BY FOCUS MAGANGA
All the major parties in the country (UDF, DPP, PP, MCP and UTM [Tonse parties]) have been at helm of power, at least once, in this democratic dispensation. The beauty in this is that it will be easier for even the very unsophisticated voter to decide on which political gang is of least harm to them.
I now have considerable aorta of optimism that having seen how spectacularly average, for the generosity of this commentary, each one of our respective revered political leaders are, we shall never, as a nation and particularly the youths of this country, throw stones at one another or call each other names, as an undaunted illustrative metaphor of our devotion to the leaders.
The 2020 fresh presidential elections clemently offered us unwavering disposition of political disambiguation with which we can unweave and breathe life, with clarity and confidence, to the moribund of collective aspirations that seem to always get betrayed at the alter of our political choices.
Too many times, our frustrations and betrayal in the hands of people we trust with the social contract to govern us end up bearing a seed of gullibility, and subsequently a trap to dogmatism that, in the end, strengthens our vulnerability in the palms of those thirsty for power. Now and henceforth our lust for change should not make us forget asking the very basic questions. How what is promised will be realised.

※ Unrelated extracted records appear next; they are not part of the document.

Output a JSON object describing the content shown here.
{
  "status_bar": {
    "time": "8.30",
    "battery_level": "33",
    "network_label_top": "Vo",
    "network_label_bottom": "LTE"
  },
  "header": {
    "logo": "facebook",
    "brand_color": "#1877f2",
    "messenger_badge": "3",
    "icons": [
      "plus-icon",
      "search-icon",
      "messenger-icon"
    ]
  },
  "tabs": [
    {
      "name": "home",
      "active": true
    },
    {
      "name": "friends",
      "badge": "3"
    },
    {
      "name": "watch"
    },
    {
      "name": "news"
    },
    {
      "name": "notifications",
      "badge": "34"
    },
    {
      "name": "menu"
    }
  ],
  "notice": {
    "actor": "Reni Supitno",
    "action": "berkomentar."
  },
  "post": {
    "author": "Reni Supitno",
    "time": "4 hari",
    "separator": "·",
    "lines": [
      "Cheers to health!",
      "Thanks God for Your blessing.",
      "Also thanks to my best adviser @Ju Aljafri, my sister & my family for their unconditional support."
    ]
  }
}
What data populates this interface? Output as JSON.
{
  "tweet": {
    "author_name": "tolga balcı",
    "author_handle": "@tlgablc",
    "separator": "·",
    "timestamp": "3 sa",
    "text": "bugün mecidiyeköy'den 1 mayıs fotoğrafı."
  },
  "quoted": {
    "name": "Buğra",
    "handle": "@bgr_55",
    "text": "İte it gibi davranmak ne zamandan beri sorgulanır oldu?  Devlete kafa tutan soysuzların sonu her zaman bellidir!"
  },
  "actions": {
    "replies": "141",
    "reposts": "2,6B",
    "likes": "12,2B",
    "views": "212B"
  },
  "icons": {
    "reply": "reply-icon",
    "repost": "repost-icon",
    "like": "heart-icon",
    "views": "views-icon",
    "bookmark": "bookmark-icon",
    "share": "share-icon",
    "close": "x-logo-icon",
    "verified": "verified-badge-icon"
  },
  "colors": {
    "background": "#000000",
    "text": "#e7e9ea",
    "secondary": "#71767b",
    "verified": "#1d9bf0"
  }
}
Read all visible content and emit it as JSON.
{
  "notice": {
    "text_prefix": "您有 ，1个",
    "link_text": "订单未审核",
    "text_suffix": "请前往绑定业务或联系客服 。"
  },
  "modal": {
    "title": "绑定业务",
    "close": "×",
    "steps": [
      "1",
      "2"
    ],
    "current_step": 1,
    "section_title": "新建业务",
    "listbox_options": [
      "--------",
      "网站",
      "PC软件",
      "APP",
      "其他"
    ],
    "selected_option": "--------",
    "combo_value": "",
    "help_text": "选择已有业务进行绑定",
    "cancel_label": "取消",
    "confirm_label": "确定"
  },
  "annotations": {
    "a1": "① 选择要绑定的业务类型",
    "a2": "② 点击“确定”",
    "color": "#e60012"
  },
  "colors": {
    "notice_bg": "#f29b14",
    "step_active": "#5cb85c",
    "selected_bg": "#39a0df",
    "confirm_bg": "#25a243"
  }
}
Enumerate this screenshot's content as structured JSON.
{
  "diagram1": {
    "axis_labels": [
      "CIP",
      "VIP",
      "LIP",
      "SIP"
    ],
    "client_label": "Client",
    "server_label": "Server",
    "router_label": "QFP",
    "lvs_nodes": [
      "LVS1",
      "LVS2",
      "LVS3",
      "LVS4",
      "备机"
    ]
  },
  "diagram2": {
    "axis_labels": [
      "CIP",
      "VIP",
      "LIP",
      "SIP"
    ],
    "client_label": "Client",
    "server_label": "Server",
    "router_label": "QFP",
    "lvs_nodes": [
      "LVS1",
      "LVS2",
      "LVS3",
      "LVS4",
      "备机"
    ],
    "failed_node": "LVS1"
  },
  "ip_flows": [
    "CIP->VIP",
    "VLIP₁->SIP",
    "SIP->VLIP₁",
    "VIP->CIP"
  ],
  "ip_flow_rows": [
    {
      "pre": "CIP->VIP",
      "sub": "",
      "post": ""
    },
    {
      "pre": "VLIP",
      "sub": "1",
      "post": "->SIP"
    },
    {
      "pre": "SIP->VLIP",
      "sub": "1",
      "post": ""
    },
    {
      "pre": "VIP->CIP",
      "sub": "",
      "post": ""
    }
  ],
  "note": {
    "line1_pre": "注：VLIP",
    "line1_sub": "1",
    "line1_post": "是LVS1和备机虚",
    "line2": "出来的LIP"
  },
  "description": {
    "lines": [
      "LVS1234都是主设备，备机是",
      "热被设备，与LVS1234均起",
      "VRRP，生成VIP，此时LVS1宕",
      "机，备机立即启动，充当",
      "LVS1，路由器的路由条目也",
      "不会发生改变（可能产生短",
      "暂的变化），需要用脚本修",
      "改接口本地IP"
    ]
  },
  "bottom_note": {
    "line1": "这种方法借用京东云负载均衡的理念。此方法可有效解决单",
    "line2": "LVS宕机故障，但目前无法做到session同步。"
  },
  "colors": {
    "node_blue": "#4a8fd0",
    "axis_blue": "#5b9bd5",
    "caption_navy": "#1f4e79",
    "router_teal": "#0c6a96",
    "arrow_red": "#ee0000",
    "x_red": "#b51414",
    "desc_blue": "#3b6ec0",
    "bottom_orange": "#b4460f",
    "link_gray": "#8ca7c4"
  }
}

It is good now we know it all. It should remind us we are each other’s brother. And that nobody wishes us perfectly well in even the quota we do to ourselves. Nobody can surely be more Catholic than Pope, and we should, once again, be reminded we owe ourselves our own success. Leadership is key. It handles structural issues. But when a curb realises he is alone in this jungle, the fact that he is a lion is all that teaches him to hunt.